The breeding programs at the Colombian Corporation for Agricultural Research (Agrosavia), Zamorano University (Honduras), and Mozambique’s Institute of Agricultural Research (IIAM) are project partners. These collaborators will receive the genetic material produced by CIAT to continue selecting potential bean varieties that can help farmers face heat-related challenges brought about by climate change. Research will also be done hand in hand with farmers, who are essential to determining if new materials meet the expectations of consumers.

“We want partners – and farmers – to make the most out of the material CIAT is transferring to them,” said Steve Beebe, the leader of the bean program at CIAT. “In the end, we hope to see the release of a variety that not only can survive higher temperatures, but also shows commercial appeal in terms of production and disease management, and, ultimately, improves the quality of life of smallholders.”

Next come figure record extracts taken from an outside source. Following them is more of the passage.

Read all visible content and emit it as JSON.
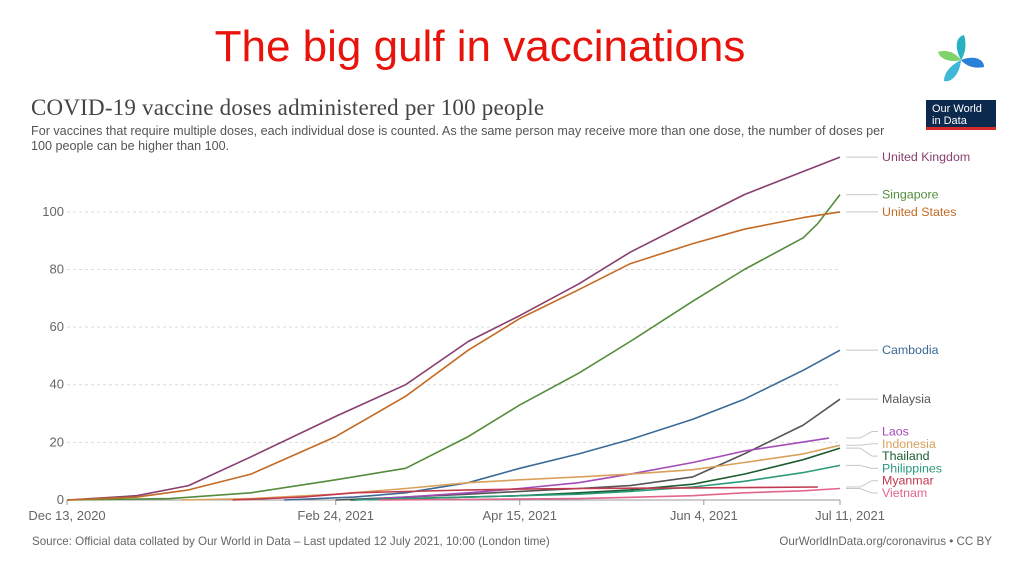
{
  "slide": {
    "title": "The big gulf in vaccinations"
  },
  "badge": {
    "line1": "Our World",
    "line2": "in Data"
  },
  "footer": {
    "source": "Source: Official data collated by Our World in Data – Last updated 12 July 2021, 10:00 (London time)",
    "url": "OurWorldInData.org/coronavirus • CC BY"
  },
  "chart_data": {
    "type": "line",
    "title": "COVID-19 vaccine doses administered per 100 people",
    "subtitle": "For vaccines that require multiple doses, each individual dose is counted. As the same person may receive more than one dose, the number of doses per 100 people can be higher than 100.",
    "xlabel": "",
    "ylabel": "",
    "x_ticks": [
      "Dec 13, 2020",
      "Feb 24, 2021",
      "Apr 15, 2021",
      "Jun 4, 2021",
      "Jul 11, 2021"
    ],
    "x_range": [
      "2020-12-13",
      "2021-07-11"
    ],
    "ylim": [
      0,
      118
    ],
    "y_ticks": [
      0,
      20,
      40,
      60,
      80,
      100
    ],
    "grid": "horizontal-dashed",
    "legend": "right-end labels",
    "series": [
      {
        "name": "United Kingdom",
        "color": "#883e6f",
        "x": [
          "2020-12-13",
          "2021-01-01",
          "2021-01-15",
          "2021-02-01",
          "2021-02-24",
          "2021-03-15",
          "2021-04-01",
          "2021-04-15",
          "2021-05-01",
          "2021-05-15",
          "2021-06-01",
          "2021-06-15",
          "2021-07-01",
          "2021-07-11"
        ],
        "y": [
          0,
          1.5,
          5,
          15,
          29,
          40,
          55,
          64,
          75,
          86,
          97,
          106,
          114,
          119
        ]
      },
      {
        "name": "Singapore",
        "color": "#548c3c",
        "x": [
          "2020-12-13",
          "2021-01-10",
          "2021-02-01",
          "2021-02-24",
          "2021-03-15",
          "2021-04-01",
          "2021-04-15",
          "2021-05-01",
          "2021-05-15",
          "2021-06-01",
          "2021-06-15",
          "2021-07-01",
          "2021-07-05",
          "2021-07-11"
        ],
        "y": [
          0,
          0.5,
          2.5,
          7,
          11,
          22,
          33,
          44,
          55,
          69,
          80,
          91,
          96,
          106
        ]
      },
      {
        "name": "United States",
        "color": "#c36a24",
        "x": [
          "2020-12-13",
          "2021-01-01",
          "2021-01-15",
          "2021-02-01",
          "2021-02-24",
          "2021-03-15",
          "2021-04-01",
          "2021-04-15",
          "2021-05-01",
          "2021-05-15",
          "2021-06-01",
          "2021-06-15",
          "2021-07-01",
          "2021-07-11"
        ],
        "y": [
          0,
          1,
          3.5,
          9,
          22,
          36,
          52,
          63,
          73,
          82,
          89,
          94,
          98,
          100
        ]
      },
      {
        "name": "Cambodia",
        "color": "#3c6a96",
        "x": [
          "2021-02-10",
          "2021-03-01",
          "2021-03-15",
          "2021-04-01",
          "2021-04-15",
          "2021-05-01",
          "2021-05-15",
          "2021-06-01",
          "2021-06-15",
          "2021-07-01",
          "2021-07-11"
        ],
        "y": [
          0,
          1,
          2.5,
          6,
          11,
          16,
          21,
          28,
          35,
          45,
          52
        ]
      },
      {
        "name": "Malaysia",
        "color": "#555555",
        "x": [
          "2021-02-24",
          "2021-03-15",
          "2021-04-01",
          "2021-04-15",
          "2021-05-01",
          "2021-05-15",
          "2021-06-01",
          "2021-06-15",
          "2021-07-01",
          "2021-07-11"
        ],
        "y": [
          0,
          1,
          2,
          3,
          4,
          5,
          8,
          16,
          26,
          35
        ]
      },
      {
        "name": "Laos",
        "color": "#a34bb7",
        "x": [
          "2021-03-01",
          "2021-03-15",
          "2021-04-01",
          "2021-04-15",
          "2021-05-01",
          "2021-05-15",
          "2021-06-01",
          "2021-06-15",
          "2021-07-08"
        ],
        "y": [
          0,
          1,
          2.5,
          4,
          6,
          9,
          13,
          17,
          21.5
        ]
      },
      {
        "name": "Indonesia",
        "color": "#d9a05a",
        "x": [
          "2021-01-13",
          "2021-02-01",
          "2021-02-24",
          "2021-03-15",
          "2021-04-01",
          "2021-04-15",
          "2021-05-01",
          "2021-05-15",
          "2021-06-01",
          "2021-06-15",
          "2021-07-01",
          "2021-07-11"
        ],
        "y": [
          0,
          0.5,
          2,
          4,
          6,
          7,
          8,
          9,
          10.5,
          13,
          16,
          19
        ]
      },
      {
        "name": "Thailand",
        "color": "#1c5c30",
        "x": [
          "2021-02-28",
          "2021-03-15",
          "2021-04-01",
          "2021-04-15",
          "2021-05-01",
          "2021-05-15",
          "2021-06-01",
          "2021-06-15",
          "2021-07-01",
          "2021-07-11"
        ],
        "y": [
          0,
          0.5,
          1,
          1.5,
          2.5,
          3.5,
          5.5,
          9,
          14,
          18
        ]
      },
      {
        "name": "Philippines",
        "color": "#2a9a7a",
        "x": [
          "2021-03-01",
          "2021-03-15",
          "2021-04-01",
          "2021-04-15",
          "2021-05-01",
          "2021-05-15",
          "2021-06-01",
          "2021-06-15",
          "2021-07-01",
          "2021-07-11"
        ],
        "y": [
          0,
          0.5,
          1,
          1.5,
          2,
          3,
          4.5,
          6.5,
          9.5,
          12
        ]
      },
      {
        "name": "Myanmar",
        "color": "#c13a50",
        "x": [
          "2021-01-27",
          "2021-02-15",
          "2021-03-01",
          "2021-04-01",
          "2021-04-15",
          "2021-05-01",
          "2021-06-01",
          "2021-07-05"
        ],
        "y": [
          0,
          1,
          2.5,
          3.5,
          3.8,
          4,
          4.2,
          4.5
        ]
      },
      {
        "name": "Vietnam",
        "color": "#e0678a",
        "x": [
          "2021-03-08",
          "2021-04-01",
          "2021-05-01",
          "2021-06-01",
          "2021-06-15",
          "2021-07-01",
          "2021-07-11"
        ],
        "y": [
          0,
          0.2,
          0.5,
          1.5,
          2.5,
          3.2,
          4
        ]
      }
    ]
  }
}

“The results of this project, including all selected advanced tepary-introgression lines, will be available to all breeding programs around the world,” said Benjamin Kilian, a senior scientist at the Crop Trust. “We are excited to be supporting CIAT scientists in their efforts to harness the use of wild relatives in helping adapt our agriculture to climate change.”

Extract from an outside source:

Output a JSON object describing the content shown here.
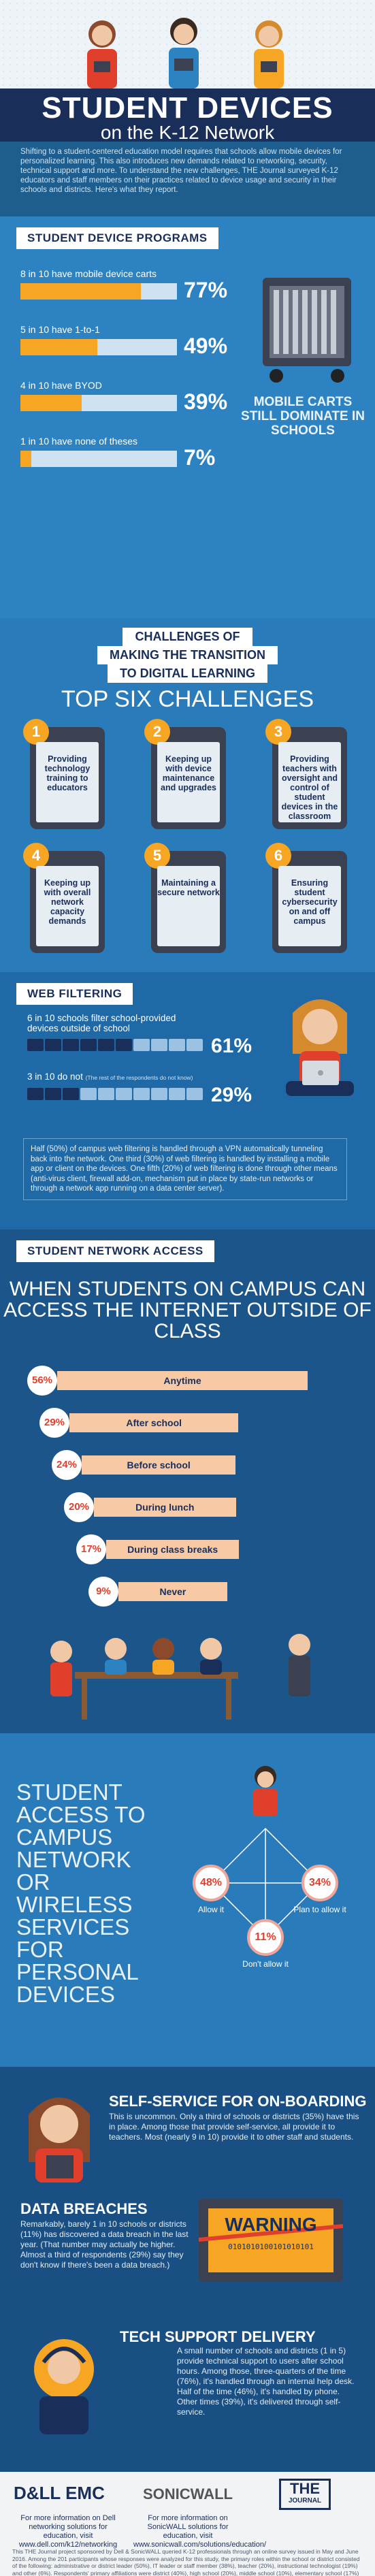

This research is part of the project “Using bean populations derived from Phaseolus acutifolius to advance towards generation of new bean varieties and discerning the traits and genetic base associated to heat tolerance,” led by CIAT. It is also one of 19 CWR pre-breeding efforts (19 crops, 100+ partners in 45 countries) which form part of the Crop Wild Relatives (CWR) project “Adapting agriculture to climate change: collecting, protecting and preparing crop wild relatives,” funded by the Norwegian Government, and coordinated by the Crop Trust with the Millennium Seed Bank, Kew (http://www.cwrdiversity.org/).

All plant genetic materials collected and developed, including accompanying data, under the CWR Project are shared under the terms of the Standard Material Transfer Agreement (SMTA) within the framework of the Multilateral System of the International Treaty on Plant Genetic Resources for Food and Agriculture (ITPGRFA).